B. Unless the Corporation consents in writing to the selection of an alternative forum, to the fullest extent permitted by law, the federal district courts of the United States of America shall be the exclusive forum for the resolution of any complaint asserting a cause of action arising under the 1933 Act.

C. Any person or entity holding, owning, or otherwise acquiring any interest in any security of the Corporation shall be deemed to have notice of and consented to the provisions of this Amended and Restated Certificate of Incorporation.

D. If any provision or provisions of this Article VII shall be held to be invalid, illegal, or unenforceable as applied to any circumstance for any reason whatsoever, (a) the validity, legality, and enforceability of such provisions in any other circumstance and of the remaining provisions of this Article VII (including, without limitation, each portion of any paragraph of this Article VII containing any such provision held to be invalid, illegal, or unenforceable that is not itself held to be invalid, illegal, or unenforceable) shall not in any way be affected or impaired thereby and (b) the application of such provision to other persons or entities and circumstances shall not in any way be affected or impaired thereby.

ARTICLE VIII

A. The Corporation reserves the right to amend, alter, change, or repeal any provision contained in this Amended and Restated Certificate of Incorporation, in the manner now or hereafter prescribed by statute, except as provided in paragraph B. of this Article VIII, and all rights conferred upon the stockholders herein are granted subject to this reservation.
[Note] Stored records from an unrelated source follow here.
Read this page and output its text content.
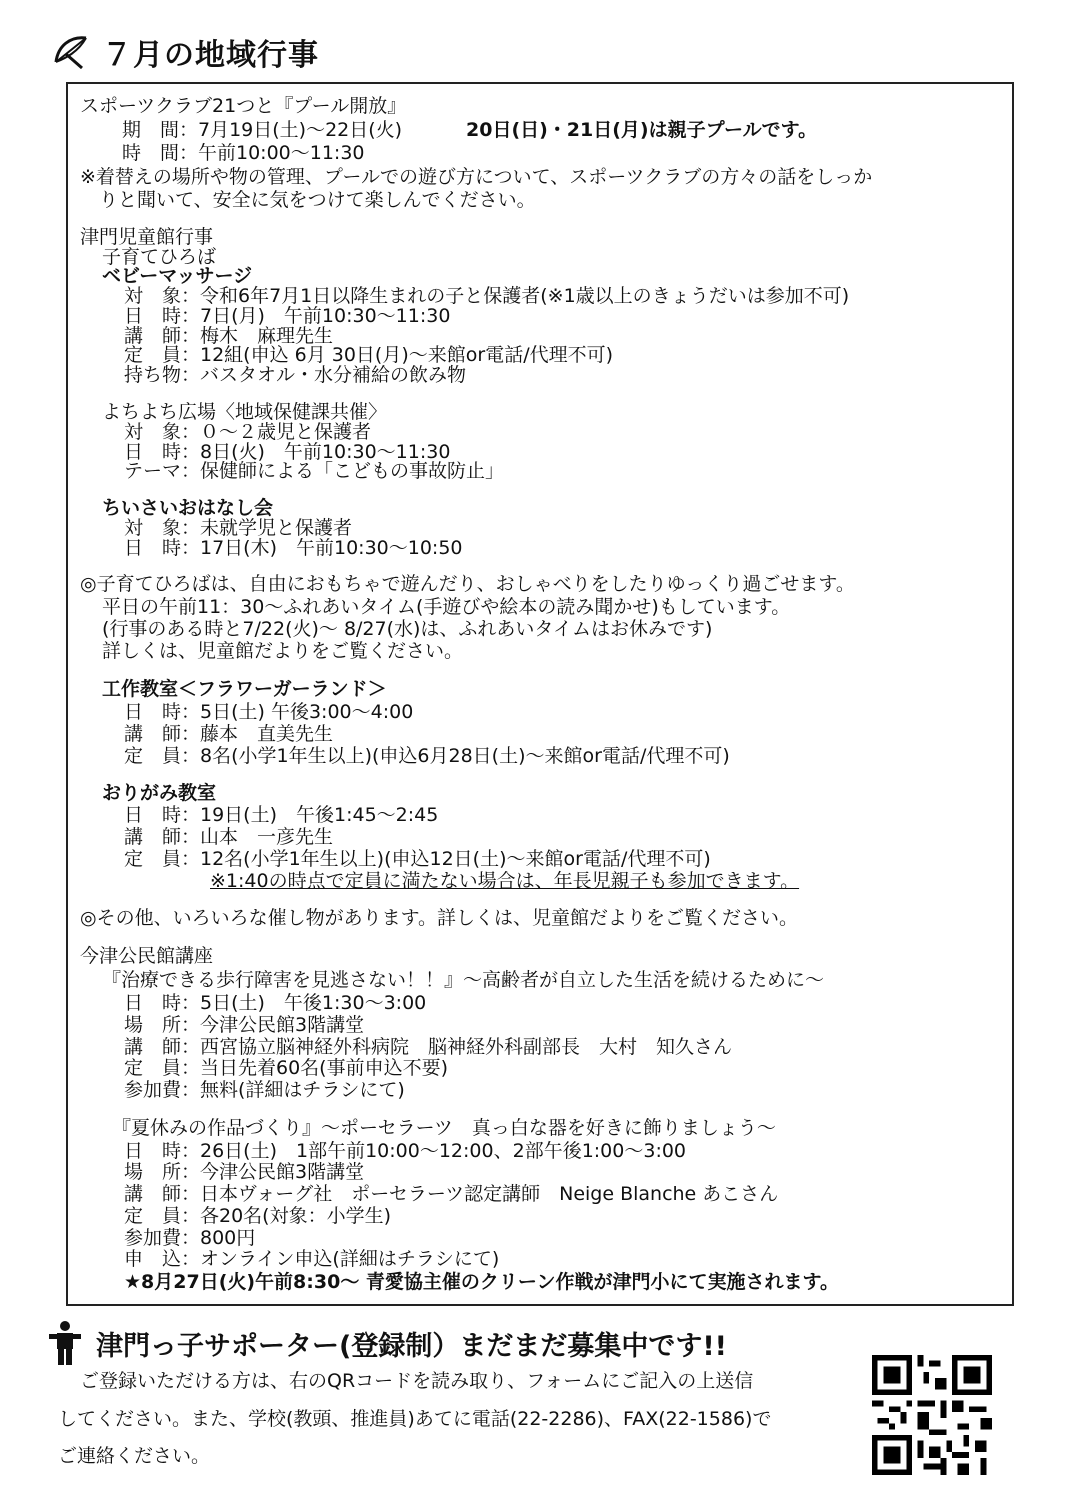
７月の地域行事
スポーツクラブ21つと『プール開放』
期　間：7月19日(土)〜22日(火)	20日(日)・21日(月)は親子プールです。
時　間：午前10:00〜11:30
※着替えの場所や物の管理、プールでの遊び方について、スポーツクラブの方々の話をしっか
　りと聞いて、安全に気をつけて楽しんでください。
津門児童館行事
子育てひろば
ベビーマッサージ
対　象：令和6年7月1日以降生まれの子と保護者(※1歳以上のきょうだいは参加不可)
日　時：7日(月)　午前10:30〜11:30
講　師：梅木　麻理先生
定　員：12組(申込 6月 30日(月)〜来館or電話/代理不可)
持ち物：バスタオル・水分補給の飲み物
よちよち広場〈地域保健課共催〉
対　象：０〜２歳児と保護者
日　時：8日(火)　午前10:30〜11:30
テーマ：保健師による「こどもの事故防止」
ちいさいおはなし会
対　象：未就学児と保護者
日　時：17日(木)　午前10:30〜10:50
◎子育てひろばは、自由におもちゃで遊んだり、おしゃべりをしたりゆっくり過ごせます。
平日の午前11：30〜ふれあいタイム(手遊びや絵本の読み聞かせ)もしています。
(行事のある時と7/22(火)〜 8/27(水)は、ふれあいタイムはお休みです)
詳しくは、児童館だよりをご覧ください。
工作教室＜フラワーガーランド＞
日　時：5日(土) 午後3:00〜4:00
講　師：藤本　直美先生
定　員：8名(小学1年生以上)(申込6月28日(土)〜来館or電話/代理不可)
おりがみ教室
日　時：19日(土)　午後1:45〜2:45
講　師：山本　一彦先生
定　員：12名(小学1年生以上)(申込12日(土)〜来館or電話/代理不可)
※1:40の時点で定員に満たない場合は、年長児親子も参加できます。
◎その他、いろいろな催し物があります。詳しくは、児童館だよりをご覧ください。
今津公民館講座
『治療できる歩行障害を見逃さない！！』〜高齢者が自立した生活を続けるために〜
日　時：5日(土)　午後1:30〜3:00
場　所：今津公民館3階講堂
講　師：西宮協立脳神経外科病院　脳神経外科副部長　大村　知久さん
定　員：当日先着60名(事前申込不要)
参加費：無料(詳細はチラシにて)
『夏休みの作品づくり』〜ポーセラーツ　真っ白な器を好きに飾りましょう〜
日　時：26日(土)　1部午前10:00〜12:00、2部午後1:00〜3:00
場　所：今津公民館3階講堂
講　師：日本ヴォーグ社　ポーセラーツ認定講師　Neige Blanche あこさん
定　員：各20名(対象：小学生)
参加費：800円
申　込：オンライン申込(詳細はチラシにて)
★8月27日(火)午前8:30〜 青愛協主催のクリーン作戦が津門小にて実施されます。
津門っ子サポーター(登録制）まだまだ募集中です!!
ご登録いただける方は、右のQRコードを読み取り、フォームにご記入の上送信
してください。また、学校(教頭、推進員)あてに電話(22-2286)、FAX(22-1586)で
ご連絡ください。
B. Notwithstanding any other provisions of this Amended and Restated Certificate of Incorporation or any provision of law which might otherwise permit a lesser vote or no vote, but in addition to any affirmative vote of the holders of any particular class or series of the Corporation required by law or by this Amended and Restated Certificate of Incorporation or any certificate of designation filed with respect to a series of Preferred Stock that may be designated from time to time, the affirmative vote of the holders of at least sixty-six and two-thirds percent (66 2/3%) of the voting power of all of the then-outstanding shares of capital stock of the Corporation entitled to vote generally in the election of directors, voting together as a single class, shall be required to alter, amend, or repeal, by merger, consolidation, or otherwise, Articles V, VI, VII and VIII.